Rabu, 21 Januari 2015

Biarlah Hujan Tetap Hujan


Pagi ini langit menangis, sesenggukan, lalu membuncah. Seperti sedang berkabung atas matinya etika dan estetika dalam seonggok daging yang merah. Ia tersedu, menyaksikan bayangannya yang hancur. Bayangan itu adalah kekasih yang Ia tampar bertubi-tubi.

Materi yang lemah itu bersujud, memohon ampun atas kebrutalan dan kekejaman yang ditimpakan.

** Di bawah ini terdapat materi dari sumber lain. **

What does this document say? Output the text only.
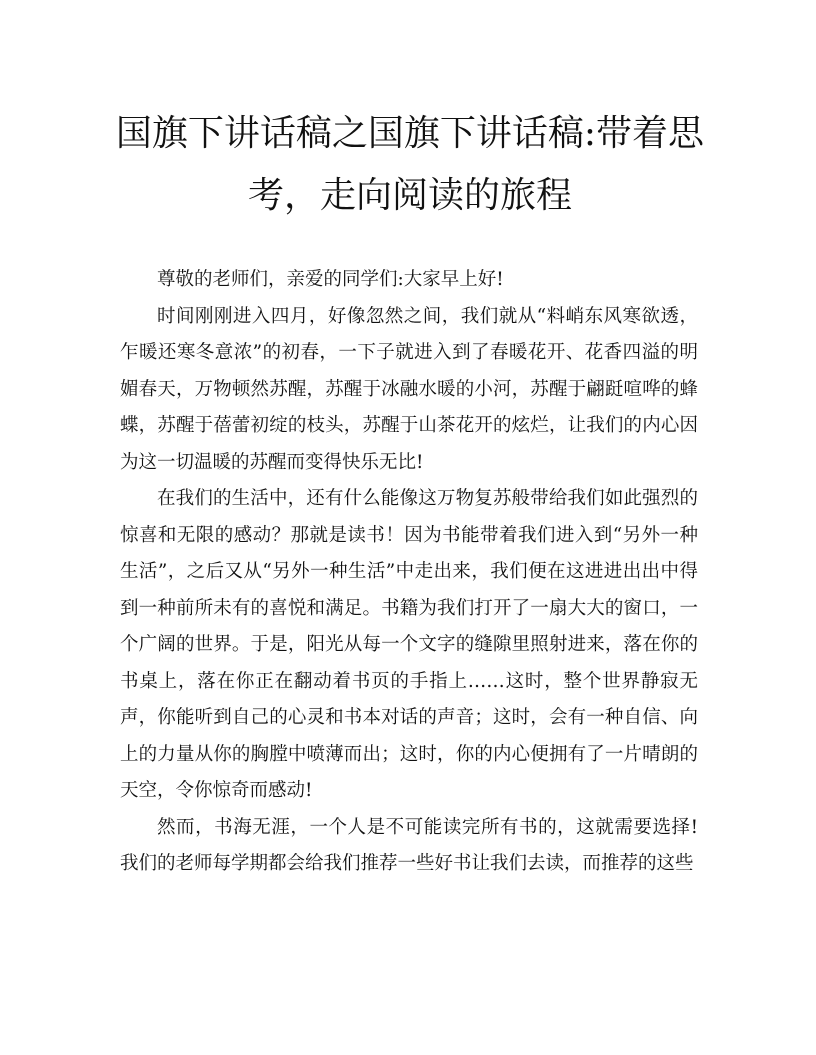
国旗下讲话稿之国旗下讲话稿:带着思考，走向阅读的旅程

尊敬的老师们，亲爱的同学们:大家早上好!

时间刚刚进入四月，好像忽然之间，我们就从“料峭东风寒欲透，乍暖还寒冬意浓”的初春，一下子就进入到了春暖花开、花香四溢的明媚春天，万物顿然苏醒，苏醒于冰融水暖的小河，苏醒于翩跹喧哗的蜂蝶，苏醒于蓓蕾初绽的枝头，苏醒于山茶花开的炫烂，让我们的内心因为这一切温暖的苏醒而变得快乐无比!

在我们的生活中，还有什么能像这万物复苏般带给我们如此强烈的惊喜和无限的感动？那就是读书！因为书能带着我们进入到“另外一种生活”，之后又从“另外一种生活”中走出来，我们便在这进进出出中得到一种前所未有的喜悦和满足。书籍为我们打开了一扇大大的窗口，一个广阔的世界。于是，阳光从每一个文字的缝隙里照射进来，落在你的书桌上，落在你正在翻动着书页的手指上……这时，整个世界静寂无声，你能听到自己的心灵和书本对话的声音；这时，会有一种自信、向上的力量从你的胸膛中喷薄而出；这时，你的内心便拥有了一片晴朗的天空，令你惊奇而感动!

然而，书海无涯，一个人是不可能读完所有书的，这就需要选择!我们的老师每学期都会给我们推荐一些好书让我们去读，而推荐的这些
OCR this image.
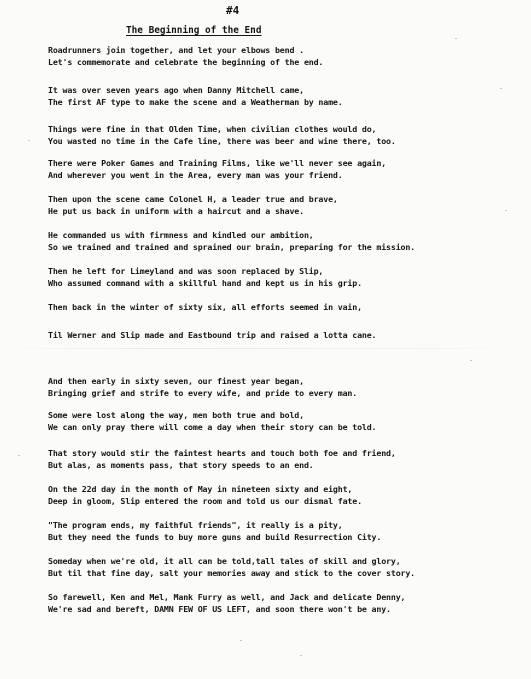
#4
The Beginning of the End
Roadrunners join together, and let your elbows bend .
Let's commemorate and celebrate the beginning of the end.
It was over seven years ago when Danny Mitchell came,
The first AF type to make the scene and a Weatherman by name.
Things were fine in that Olden Time, when civilian clothes would do,
You wasted no time in the Cafe line, there was beer and wine there, too.
There were Poker Games and Training Films, like we'll never see again,
And wherever you went in the Area, every man was your friend.
Then upon the scene came Colonel H, a leader true and brave,
He put us back in uniform with a haircut and a shave.
He commanded us with firmness and kindled our ambition,
So we trained and trained and sprained our brain, preparing for the mission.
Then he left for Limeyland and was soon replaced by Slip,
Who assumed command with a skillful hand and kept us in his grip.
Then back in the winter of sixty six, all efforts seemed in vain,
Til Werner and Slip made and Eastbound trip and raised a lotta cane.
And then early in sixty seven, our finest year began,
Bringing grief and strife to every wife, and pride to every man.
Some were lost along the way, men both true and bold,
We can only pray there will come a day when their story can be told.
That story would stir the faintest hearts and touch both foe and friend,
But alas, as moments pass, that story speeds to an end.
On the 22d day in the month of May in nineteen sixty and eight,
Deep in gloom, Slip entered the room and told us our dismal fate.
"The program ends, my faithful friends", it really is a pity,
But they need the funds to buy more guns and build Resurrection City.
Someday when we're old, it all can be told,tall tales of skill and glory,
But til that fine day, salt your memories away and stick to the cover story.
So farewell, Ken and Mel, Mank Furry as well, and Jack and delicate Denny,
We're sad and bereft, DAMN FEW OF US LEFT, and soon there won't be any.
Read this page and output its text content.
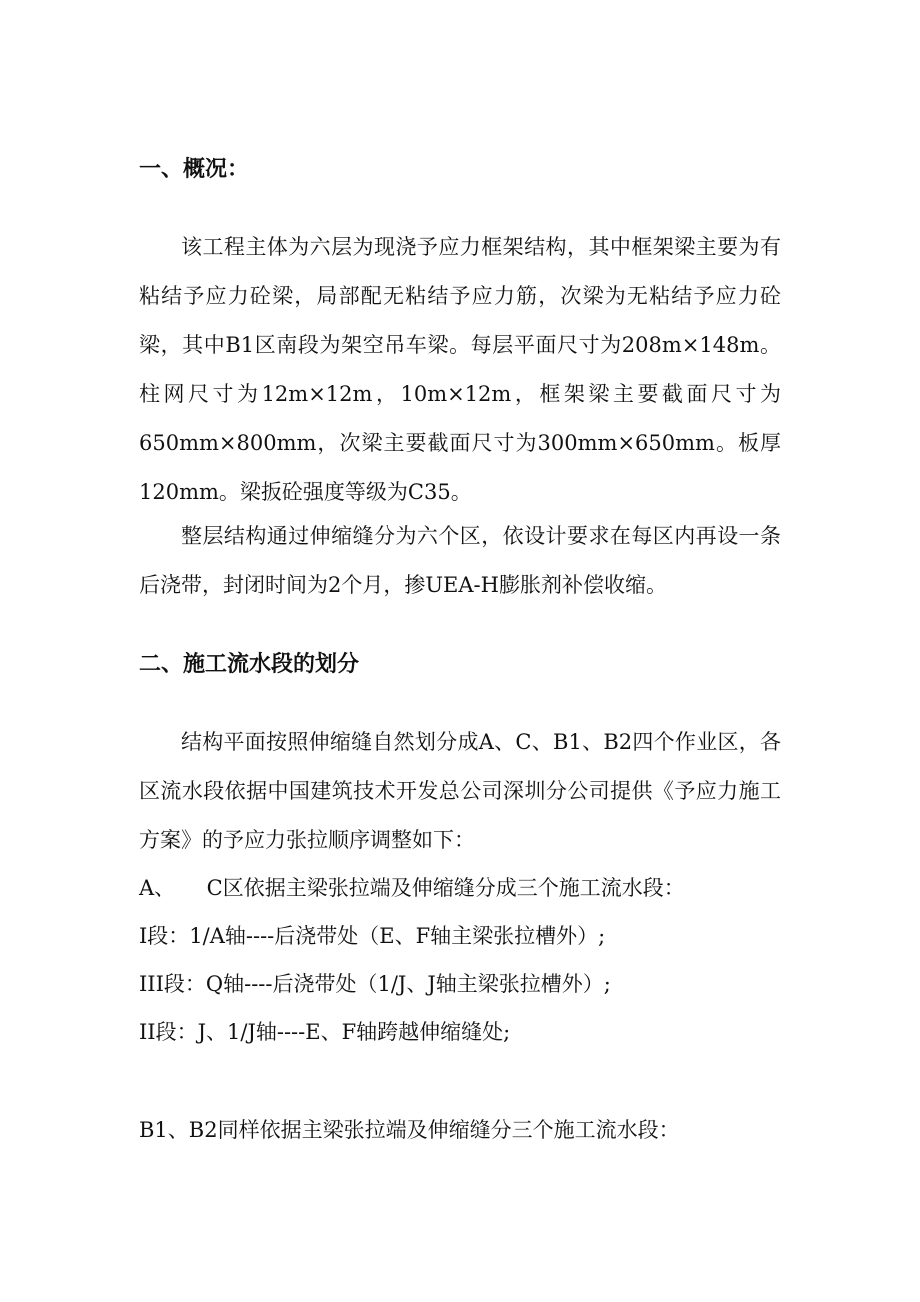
一、概况：
该工程主体为六层为现浇予应力框架结构，其中框架梁主要为有粘结予应力砼梁，局部配无粘结予应力筋，次梁为无粘结予应力砼梁，其中B1区南段为架空吊车梁。每层平面尺寸为208m×148m。柱网尺寸为12m×12m，10m×12m，框架梁主要截面尺寸为650mm×800mm，次梁主要截面尺寸为300mm×650mm。板厚120mm。梁扳砼强度等级为C35。
整层结构通过伸缩缝分为六个区，依设计要求在每区内再设一条后浇带，封闭时间为2个月，掺UEA-H膨胀剂补偿收缩。
二、施工流水段的划分
结构平面按照伸缩缝自然划分成A、C、B1、B2四个作业区，各区流水段依据中国建筑技术开发总公司深圳分公司提供《予应力施工方案》的予应力张拉顺序调整如下：
A、　　C区依据主梁张拉端及伸缩缝分成三个施工流水段：
I段：1/A轴----后浇带处（E、F轴主梁张拉槽外）;
III段：Q轴----后浇带处（1/J、J轴主梁张拉槽外）;
II段：J、1/J轴----E、F轴跨越伸缩缝处;
B1、B2同样依据主梁张拉端及伸缩缝分三个施工流水段：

Kekasih menanggapinya dengan nada yang tak jelas, mengulang kata-kata yang membuatnya trauma dan remuk. 

"Oh Tuhan..., begitu kejamkah cinta sehingga menyamarkan antara hubungan pasangan dengan hubungan vertikal antara majikan dan pelayan, guru dan murid, hakim dan terdakwa?".

Aku sedih jika keromantisan harus berakhir dengan kesadisan. Cinta bukan kekuasaan yang mencengkram obyek yang dikuasai. Cinta bukan juga soal penaklukan yang butuh cara-cara heroik untuk menang. Ini adalah soal pengakuan dan penerimaan. Jika kau mengakui dan menerima, maka Ia masuk dengan alamiah. Lalu keluar dengan alamiah. Tak ada kekerasan, tak ada kesadisan.

Jika di titik-titik ini ada sebuah lubang keperihan di batinmu, aku ingin menebus. Sungguh. Biarlah hujan tetap hujan, atau gerimis yang romantis. Jangan datangkan petir, jangan! Karena semua sudah cukup getir.